As some of you may know I’ve been reading a book entitled “The Paradox of Love” by Pascal Bruckner, a French philosopher. Some people may find it strange that I would agree with anything a Frenchman has to say about sex because their view on sex and sexuality is quite different from those of Americans, but that is exactly why I am reading this book. I am taking my cues from Margaret Farley who, in her book on fire, “Just Love: A Framework for Christian Ethics” encourages those truly interested in the discipline to vest themselves in cross-cultural studies. As someone who is planning a magnum opus on sex it is important for me to read Bruckner as it will be important for me to read Foucault’s History of Sexuality. So let’s get down to business.
I have entered the section of the book where Bruckner writes about sex or the “Carnal Wonder” as he calls it. The first chapter in this section deals with Bruckner’s question of whether we are in the midst of a sexual revolution and he has spent a good portion of this chapter on pornography. Bruckner contends that pornography is, first of all, mediocre entertainment because it depends on the same cinematic moves from enlarged anatomic parts and second it almost normalizes sexual activity to the point of doldrums. He says,
The fall of prohibitions seems also to have contributed to the depreciation of the objects of desire. Porn tends to transform obscenity into a cliché: a decline in the rate of excitation, a rise in the rate of saturation. The most outrageous positions, the crudest expressions do not long remain and go stale like a wine that has been open too long.

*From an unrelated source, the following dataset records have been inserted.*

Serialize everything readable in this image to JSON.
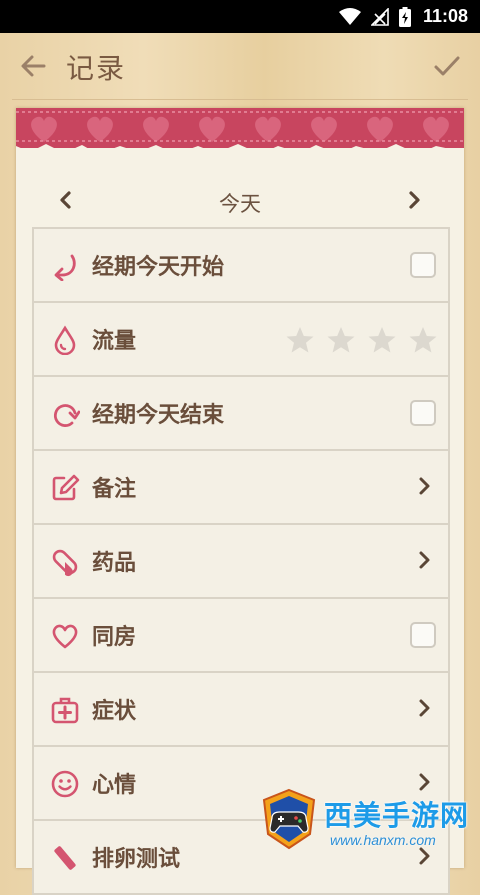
{
  "status_bar": {
    "time": "11:08",
    "icons": [
      "wifi-icon",
      "signal-icon",
      "battery-charging-icon"
    ]
  },
  "app_bar": {
    "title": "记录",
    "back_icon": "arrow-left-icon",
    "confirm_icon": "check-icon"
  },
  "date_nav": {
    "date_label": "今天"
  },
  "colors": {
    "accent": "#d45570",
    "text": "#6a4e3b",
    "star_empty": "#dcd8cf"
  },
  "rows": [
    {
      "label": "经期今天开始",
      "icon": "period-start-icon",
      "control": "checkbox",
      "checked": false
    },
    {
      "label": "流量",
      "icon": "drop-icon",
      "control": "stars",
      "rating": 0,
      "max": 4
    },
    {
      "label": "经期今天结束",
      "icon": "period-end-icon",
      "control": "checkbox",
      "checked": false
    },
    {
      "label": "备注",
      "icon": "edit-icon",
      "control": "chevron"
    },
    {
      "label": "药品",
      "icon": "pill-icon",
      "control": "chevron"
    },
    {
      "label": "同房",
      "icon": "heart-icon",
      "control": "checkbox",
      "checked": false
    },
    {
      "label": "症状",
      "icon": "medical-kit-icon",
      "control": "chevron"
    },
    {
      "label": "心情",
      "icon": "smile-icon",
      "control": "chevron"
    },
    {
      "label": "排卵测试",
      "icon": "test-strip-icon",
      "control": "chevron"
    }
  ],
  "watermark": {
    "text": "西美手游网",
    "url": "www.hanxm.com"
  }
}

The vulgarity of a certain sexual lexicon, which has entered into ordinary language, ends by seizing up and sinking into kitsch. A dreary, mass-produced shamelessness that loses in intensity what it gains in extension.
When I read this my mind immediately went to some of the most popular songs being played on urban radio stations. Songs like, “I’ll Beat the Pussy Up”, “Birthday Cake”, “Strip”, “Wet the Bed”, “Motivation”, most anything by Trey Songz, and the list goes on, is the new porn. It depends on making the obscene cliché and therefore the norm for sexual activity. Most of the music you hear on those stations–at any time of the day–has a central theme that focuses on the sexual proficiency of a man or, as of late, that of a woman. They rap and sing about said proficiency using the “certain sexual lexicon” that Bruckner speaks of, and this lexicon, in many ways, has become a way of life in our culture. Realized or not or not, the repeated messages of men beating women’s pussies up; women singing about men coming to put their name on it–read that closely; men singing about wanting women to drip like leaky faucets and all other manner of explicit sexual talk, has turned our culture into one that trivializes sex.
It is said that familiarity breeds contempt and I dare argue that the aforementioned music, dependent on familiarizing people with sex and sexual prowess, has created a contempt of sex. The contempt is shown in the manner in which said artists approach the topic in their music. Sex is not a privilege but a right and with the right comes the desire to show others how well it can be done regardless of how licentious it is. At the point that the message is disseminated, over and over again, these images and views of sex cement themselves into the subconscious of our culture. Now the woman is concerned about how to keep her man going and the man is concerned about how to break world records. Now, lest you think I am being puritanical, I do believe it is important for both partners to focus on pleasing each other before, during, and after the sexual event. What I don’t believe in is how some music–and probably pop culture at large–trivializes sex and possibly has or could create a culture of people who believe this is a normative understanding of sex and then are altogether too inadequate to have the kind of sex they hear about day in and day out. My concern is about the effect of repetition of the obscene sexual lexicon and how that weighs upon the minds and the sexual expectations of people. I could go on about this, but I don’t want to take time away from the floor for discussion. So, here it is:
What do you think about this concept of urban music as the new porn and its influence on the sexual drive and the images it creates of sexual prowess? If you listen to this music, what does it do for and to you? Has the advent of this “pornpular” music changed the way you view or have sex? Should the music change? Should we change? Let’s talk about sex.